Does plywood offer any R-value?
Yes, but a modest one. Plywood has an R-value of roughly 1.0 to 1.25 per inch of thickness. It is real resistance that an energy model counts, but it is a small fraction of what a dedicated insulation layer provides. Plywood is a structural panel that insulates a little, not an insulation product.
What R-value does 3/4 inch plywood have?
About R-0.94. A 3/4-inch (18 mm) sheet at roughly R-1.25 per inch lands just under R-1. That is a useful bonus in a wall or roof build-up, but the cavity insulation or continuous rigid foam still does almost all of the thermal work.
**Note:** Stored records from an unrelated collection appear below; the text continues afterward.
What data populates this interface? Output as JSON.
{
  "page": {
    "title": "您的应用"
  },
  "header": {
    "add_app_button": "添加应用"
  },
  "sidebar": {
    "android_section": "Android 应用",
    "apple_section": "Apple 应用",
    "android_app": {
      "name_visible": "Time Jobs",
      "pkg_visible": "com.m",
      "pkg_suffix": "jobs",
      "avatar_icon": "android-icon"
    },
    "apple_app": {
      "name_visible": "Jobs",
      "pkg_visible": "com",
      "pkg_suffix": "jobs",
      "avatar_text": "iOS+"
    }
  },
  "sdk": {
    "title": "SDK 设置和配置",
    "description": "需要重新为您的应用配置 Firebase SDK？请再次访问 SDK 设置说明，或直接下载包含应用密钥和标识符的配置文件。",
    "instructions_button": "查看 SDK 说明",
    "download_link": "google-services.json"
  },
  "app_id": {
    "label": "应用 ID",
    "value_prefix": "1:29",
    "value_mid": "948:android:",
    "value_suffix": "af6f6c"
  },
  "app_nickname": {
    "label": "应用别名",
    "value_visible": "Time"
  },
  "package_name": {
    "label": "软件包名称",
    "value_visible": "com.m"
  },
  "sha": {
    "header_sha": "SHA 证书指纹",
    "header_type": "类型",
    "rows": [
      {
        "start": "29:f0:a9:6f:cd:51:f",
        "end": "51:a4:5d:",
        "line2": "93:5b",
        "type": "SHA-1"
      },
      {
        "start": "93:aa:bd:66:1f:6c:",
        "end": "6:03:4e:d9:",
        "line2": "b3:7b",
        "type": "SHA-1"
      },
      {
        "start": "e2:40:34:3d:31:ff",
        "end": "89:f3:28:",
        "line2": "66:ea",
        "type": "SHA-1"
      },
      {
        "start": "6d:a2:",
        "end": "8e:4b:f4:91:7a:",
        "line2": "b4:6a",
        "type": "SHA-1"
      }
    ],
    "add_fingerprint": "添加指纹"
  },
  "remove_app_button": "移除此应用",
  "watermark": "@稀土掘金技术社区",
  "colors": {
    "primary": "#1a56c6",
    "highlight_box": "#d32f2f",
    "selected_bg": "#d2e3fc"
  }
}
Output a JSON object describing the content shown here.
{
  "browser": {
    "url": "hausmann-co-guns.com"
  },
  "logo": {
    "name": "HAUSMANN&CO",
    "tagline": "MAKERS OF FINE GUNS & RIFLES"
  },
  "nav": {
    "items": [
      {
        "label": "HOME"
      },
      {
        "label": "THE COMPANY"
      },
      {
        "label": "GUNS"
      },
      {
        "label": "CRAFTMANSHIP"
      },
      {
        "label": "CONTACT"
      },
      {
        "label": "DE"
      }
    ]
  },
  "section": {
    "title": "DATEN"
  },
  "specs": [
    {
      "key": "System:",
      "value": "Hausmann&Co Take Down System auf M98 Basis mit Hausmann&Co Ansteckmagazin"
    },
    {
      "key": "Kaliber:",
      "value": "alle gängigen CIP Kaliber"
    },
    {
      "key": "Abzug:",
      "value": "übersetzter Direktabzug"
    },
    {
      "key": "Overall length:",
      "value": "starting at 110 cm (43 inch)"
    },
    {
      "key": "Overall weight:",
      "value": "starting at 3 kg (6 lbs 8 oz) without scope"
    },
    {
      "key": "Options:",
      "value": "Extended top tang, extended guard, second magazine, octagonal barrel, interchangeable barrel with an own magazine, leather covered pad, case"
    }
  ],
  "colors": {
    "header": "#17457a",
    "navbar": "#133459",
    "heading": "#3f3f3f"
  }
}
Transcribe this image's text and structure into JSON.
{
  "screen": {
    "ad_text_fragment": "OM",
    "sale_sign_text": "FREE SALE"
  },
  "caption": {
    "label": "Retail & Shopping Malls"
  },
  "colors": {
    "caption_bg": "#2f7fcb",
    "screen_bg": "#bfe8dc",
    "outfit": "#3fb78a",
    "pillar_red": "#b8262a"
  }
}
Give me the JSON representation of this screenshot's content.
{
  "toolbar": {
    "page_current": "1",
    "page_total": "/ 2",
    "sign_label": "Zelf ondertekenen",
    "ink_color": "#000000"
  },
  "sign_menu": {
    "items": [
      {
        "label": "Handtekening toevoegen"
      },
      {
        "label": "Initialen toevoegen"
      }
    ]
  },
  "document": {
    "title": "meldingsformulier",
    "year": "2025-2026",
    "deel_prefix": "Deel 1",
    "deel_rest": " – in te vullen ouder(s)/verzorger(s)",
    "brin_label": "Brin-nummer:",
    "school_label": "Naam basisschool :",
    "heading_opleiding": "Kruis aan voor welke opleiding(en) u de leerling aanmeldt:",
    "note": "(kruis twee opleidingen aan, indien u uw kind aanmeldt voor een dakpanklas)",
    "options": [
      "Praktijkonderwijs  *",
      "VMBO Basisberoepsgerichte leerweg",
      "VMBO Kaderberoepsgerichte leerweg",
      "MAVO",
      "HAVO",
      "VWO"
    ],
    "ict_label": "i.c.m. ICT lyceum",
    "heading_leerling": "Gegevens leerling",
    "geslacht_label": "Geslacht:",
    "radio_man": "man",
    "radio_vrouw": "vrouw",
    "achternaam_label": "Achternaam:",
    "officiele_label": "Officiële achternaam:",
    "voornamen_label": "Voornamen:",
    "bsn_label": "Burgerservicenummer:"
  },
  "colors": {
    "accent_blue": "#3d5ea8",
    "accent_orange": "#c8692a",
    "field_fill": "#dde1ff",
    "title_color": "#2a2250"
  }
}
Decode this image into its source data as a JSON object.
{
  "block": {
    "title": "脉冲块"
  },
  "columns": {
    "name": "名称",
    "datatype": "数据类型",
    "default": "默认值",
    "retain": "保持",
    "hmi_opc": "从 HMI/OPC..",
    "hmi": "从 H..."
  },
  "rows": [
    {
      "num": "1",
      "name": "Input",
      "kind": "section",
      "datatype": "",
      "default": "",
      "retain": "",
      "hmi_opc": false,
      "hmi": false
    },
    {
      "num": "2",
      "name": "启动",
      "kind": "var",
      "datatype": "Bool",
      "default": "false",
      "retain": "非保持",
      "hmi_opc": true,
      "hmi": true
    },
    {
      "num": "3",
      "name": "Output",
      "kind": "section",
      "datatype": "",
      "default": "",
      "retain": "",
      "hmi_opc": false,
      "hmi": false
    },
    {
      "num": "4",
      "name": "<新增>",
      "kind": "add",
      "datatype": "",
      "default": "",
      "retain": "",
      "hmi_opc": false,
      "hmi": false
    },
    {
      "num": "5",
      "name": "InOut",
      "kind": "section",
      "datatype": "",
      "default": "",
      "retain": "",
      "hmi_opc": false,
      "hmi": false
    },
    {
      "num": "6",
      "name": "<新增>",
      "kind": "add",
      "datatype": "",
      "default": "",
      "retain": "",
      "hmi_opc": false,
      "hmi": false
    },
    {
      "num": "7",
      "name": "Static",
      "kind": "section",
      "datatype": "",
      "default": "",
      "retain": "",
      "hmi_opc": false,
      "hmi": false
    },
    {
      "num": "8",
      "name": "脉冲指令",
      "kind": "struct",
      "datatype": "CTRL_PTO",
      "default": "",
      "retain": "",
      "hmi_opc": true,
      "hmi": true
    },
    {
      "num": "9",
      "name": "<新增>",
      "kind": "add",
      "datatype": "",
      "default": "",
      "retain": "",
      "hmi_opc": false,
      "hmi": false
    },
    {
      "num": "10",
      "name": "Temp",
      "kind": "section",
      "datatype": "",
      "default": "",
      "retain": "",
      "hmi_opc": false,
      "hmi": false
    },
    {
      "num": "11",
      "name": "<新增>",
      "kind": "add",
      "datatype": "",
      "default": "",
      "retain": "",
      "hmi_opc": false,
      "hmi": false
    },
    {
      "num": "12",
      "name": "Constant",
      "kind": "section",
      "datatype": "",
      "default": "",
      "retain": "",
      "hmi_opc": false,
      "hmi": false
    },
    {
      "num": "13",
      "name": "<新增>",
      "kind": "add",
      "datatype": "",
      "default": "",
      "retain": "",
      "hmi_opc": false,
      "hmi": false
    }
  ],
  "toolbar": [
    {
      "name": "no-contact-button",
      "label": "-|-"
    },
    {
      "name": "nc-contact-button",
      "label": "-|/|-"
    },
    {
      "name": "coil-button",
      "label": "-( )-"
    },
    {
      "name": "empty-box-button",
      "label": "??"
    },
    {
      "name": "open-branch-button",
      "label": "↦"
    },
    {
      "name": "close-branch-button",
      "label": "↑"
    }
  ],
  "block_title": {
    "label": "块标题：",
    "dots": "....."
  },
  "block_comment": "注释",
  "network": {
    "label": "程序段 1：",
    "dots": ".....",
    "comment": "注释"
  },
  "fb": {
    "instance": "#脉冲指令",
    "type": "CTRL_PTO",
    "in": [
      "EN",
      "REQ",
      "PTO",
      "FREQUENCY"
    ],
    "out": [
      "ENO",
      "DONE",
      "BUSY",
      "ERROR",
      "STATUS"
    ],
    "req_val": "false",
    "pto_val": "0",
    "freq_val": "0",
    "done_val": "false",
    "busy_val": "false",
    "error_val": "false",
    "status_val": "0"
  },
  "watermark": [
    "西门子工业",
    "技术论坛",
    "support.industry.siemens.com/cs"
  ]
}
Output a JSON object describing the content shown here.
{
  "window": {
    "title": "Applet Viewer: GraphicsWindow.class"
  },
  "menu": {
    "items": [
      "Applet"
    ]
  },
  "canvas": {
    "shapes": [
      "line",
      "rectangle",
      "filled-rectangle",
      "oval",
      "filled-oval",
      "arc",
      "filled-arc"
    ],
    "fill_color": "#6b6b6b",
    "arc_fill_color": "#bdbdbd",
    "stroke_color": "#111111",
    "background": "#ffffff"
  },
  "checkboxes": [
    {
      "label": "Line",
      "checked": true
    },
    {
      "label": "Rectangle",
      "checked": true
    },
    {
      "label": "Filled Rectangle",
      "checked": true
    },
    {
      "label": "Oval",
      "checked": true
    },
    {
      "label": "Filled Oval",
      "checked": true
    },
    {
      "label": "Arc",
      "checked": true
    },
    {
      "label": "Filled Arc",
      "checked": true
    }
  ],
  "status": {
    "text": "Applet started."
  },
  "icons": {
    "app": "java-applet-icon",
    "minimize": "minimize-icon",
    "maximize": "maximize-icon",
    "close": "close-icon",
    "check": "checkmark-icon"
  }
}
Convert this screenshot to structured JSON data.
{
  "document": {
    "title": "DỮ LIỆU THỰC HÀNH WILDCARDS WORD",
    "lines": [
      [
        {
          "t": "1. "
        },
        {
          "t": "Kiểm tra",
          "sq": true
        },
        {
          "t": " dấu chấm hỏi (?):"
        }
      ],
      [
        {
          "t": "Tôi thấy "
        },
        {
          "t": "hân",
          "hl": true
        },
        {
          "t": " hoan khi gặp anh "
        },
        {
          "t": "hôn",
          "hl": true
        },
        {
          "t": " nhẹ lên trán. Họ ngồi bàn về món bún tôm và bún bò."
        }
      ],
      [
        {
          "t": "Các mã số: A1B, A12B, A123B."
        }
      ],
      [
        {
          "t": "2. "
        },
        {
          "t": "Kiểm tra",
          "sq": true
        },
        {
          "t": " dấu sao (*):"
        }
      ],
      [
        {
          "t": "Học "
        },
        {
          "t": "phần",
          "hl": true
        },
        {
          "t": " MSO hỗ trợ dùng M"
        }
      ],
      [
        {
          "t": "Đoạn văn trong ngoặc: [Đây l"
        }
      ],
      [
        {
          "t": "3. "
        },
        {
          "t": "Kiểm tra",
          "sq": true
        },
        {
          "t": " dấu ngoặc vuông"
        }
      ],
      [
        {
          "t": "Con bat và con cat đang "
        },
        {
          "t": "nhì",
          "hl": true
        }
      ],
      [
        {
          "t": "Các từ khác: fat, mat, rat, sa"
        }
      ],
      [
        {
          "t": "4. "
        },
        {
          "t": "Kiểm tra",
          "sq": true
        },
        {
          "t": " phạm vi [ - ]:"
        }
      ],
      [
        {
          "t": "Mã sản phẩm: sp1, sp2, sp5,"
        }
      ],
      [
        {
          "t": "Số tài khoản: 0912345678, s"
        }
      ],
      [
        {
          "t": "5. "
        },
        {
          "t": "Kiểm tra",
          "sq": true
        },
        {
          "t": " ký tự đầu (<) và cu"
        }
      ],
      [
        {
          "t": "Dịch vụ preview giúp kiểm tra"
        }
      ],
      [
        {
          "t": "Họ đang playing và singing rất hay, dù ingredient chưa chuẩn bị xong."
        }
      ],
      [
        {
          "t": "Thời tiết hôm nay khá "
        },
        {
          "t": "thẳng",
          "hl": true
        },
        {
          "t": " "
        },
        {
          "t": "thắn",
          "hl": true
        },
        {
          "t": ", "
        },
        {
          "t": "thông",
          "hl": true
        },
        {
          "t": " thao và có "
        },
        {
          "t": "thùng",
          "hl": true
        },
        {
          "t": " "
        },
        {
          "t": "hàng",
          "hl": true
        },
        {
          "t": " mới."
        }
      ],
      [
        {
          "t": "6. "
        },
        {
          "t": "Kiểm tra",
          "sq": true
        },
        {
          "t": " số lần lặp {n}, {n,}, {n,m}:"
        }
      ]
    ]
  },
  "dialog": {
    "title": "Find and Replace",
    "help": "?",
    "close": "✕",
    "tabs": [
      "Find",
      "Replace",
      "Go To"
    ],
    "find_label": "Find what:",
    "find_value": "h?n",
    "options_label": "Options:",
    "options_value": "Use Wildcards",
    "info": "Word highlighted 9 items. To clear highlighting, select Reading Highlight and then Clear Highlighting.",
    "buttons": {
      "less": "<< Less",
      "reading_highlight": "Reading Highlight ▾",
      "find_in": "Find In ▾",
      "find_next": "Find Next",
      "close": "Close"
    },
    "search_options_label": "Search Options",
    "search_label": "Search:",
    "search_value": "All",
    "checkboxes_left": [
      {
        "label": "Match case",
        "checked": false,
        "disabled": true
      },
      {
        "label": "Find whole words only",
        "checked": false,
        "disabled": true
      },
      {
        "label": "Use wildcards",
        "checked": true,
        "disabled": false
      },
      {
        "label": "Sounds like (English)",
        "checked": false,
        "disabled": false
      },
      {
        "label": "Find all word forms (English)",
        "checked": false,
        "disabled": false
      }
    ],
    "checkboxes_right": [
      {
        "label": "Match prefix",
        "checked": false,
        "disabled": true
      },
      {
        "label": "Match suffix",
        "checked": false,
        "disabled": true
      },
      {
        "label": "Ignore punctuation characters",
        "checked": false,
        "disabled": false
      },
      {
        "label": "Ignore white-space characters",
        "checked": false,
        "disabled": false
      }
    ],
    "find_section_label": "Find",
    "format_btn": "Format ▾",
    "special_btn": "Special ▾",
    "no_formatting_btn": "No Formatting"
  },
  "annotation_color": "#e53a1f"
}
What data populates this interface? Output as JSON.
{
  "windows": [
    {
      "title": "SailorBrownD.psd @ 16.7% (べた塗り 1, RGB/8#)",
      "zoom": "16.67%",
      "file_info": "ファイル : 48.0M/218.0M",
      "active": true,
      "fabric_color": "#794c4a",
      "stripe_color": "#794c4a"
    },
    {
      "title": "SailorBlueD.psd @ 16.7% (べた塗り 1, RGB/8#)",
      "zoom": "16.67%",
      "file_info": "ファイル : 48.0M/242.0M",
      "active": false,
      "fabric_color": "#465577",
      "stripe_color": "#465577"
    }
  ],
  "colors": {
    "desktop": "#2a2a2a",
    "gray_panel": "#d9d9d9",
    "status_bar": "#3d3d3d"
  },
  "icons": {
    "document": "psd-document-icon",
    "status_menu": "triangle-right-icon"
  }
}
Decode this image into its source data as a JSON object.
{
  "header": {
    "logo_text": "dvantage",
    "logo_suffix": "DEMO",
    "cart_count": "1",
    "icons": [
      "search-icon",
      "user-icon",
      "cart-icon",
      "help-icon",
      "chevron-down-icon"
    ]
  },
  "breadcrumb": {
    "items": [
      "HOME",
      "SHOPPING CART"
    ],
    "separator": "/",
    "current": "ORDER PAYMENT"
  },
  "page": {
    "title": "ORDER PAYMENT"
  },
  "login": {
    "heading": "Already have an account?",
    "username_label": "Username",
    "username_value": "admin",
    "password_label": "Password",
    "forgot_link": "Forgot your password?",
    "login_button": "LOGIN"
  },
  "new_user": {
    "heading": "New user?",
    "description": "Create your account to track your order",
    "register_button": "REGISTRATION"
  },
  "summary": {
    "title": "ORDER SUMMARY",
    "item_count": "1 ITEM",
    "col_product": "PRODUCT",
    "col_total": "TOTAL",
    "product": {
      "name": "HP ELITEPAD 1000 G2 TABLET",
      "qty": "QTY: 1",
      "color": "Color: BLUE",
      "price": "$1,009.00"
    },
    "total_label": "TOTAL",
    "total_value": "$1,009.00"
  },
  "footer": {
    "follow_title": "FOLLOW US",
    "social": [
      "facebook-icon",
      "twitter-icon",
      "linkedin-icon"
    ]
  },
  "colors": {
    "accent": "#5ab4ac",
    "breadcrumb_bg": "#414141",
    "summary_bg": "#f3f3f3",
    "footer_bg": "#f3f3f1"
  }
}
What is the R-value of 1/2 inch plywood?
Around R-0.63. A 1/2-inch (12 mm) sheet contributes roughly two-thirds of a point of R-value. A 5/8-inch sheet sits near R-0.78, and a 1/4-inch sheet near R-0.31 — the relationship is linear with thickness.
What has more R-value, plywood or drywall?
Plywood, marginally. Plywood runs about R-1.0 to 1.25 per inch while gypsum drywall sits near R-0.9 per inch. The difference is small. Both are far below rigid foam, which reaches R-5.6 to 6.5 per inch and is the layer that actually carries an assembly's insulation.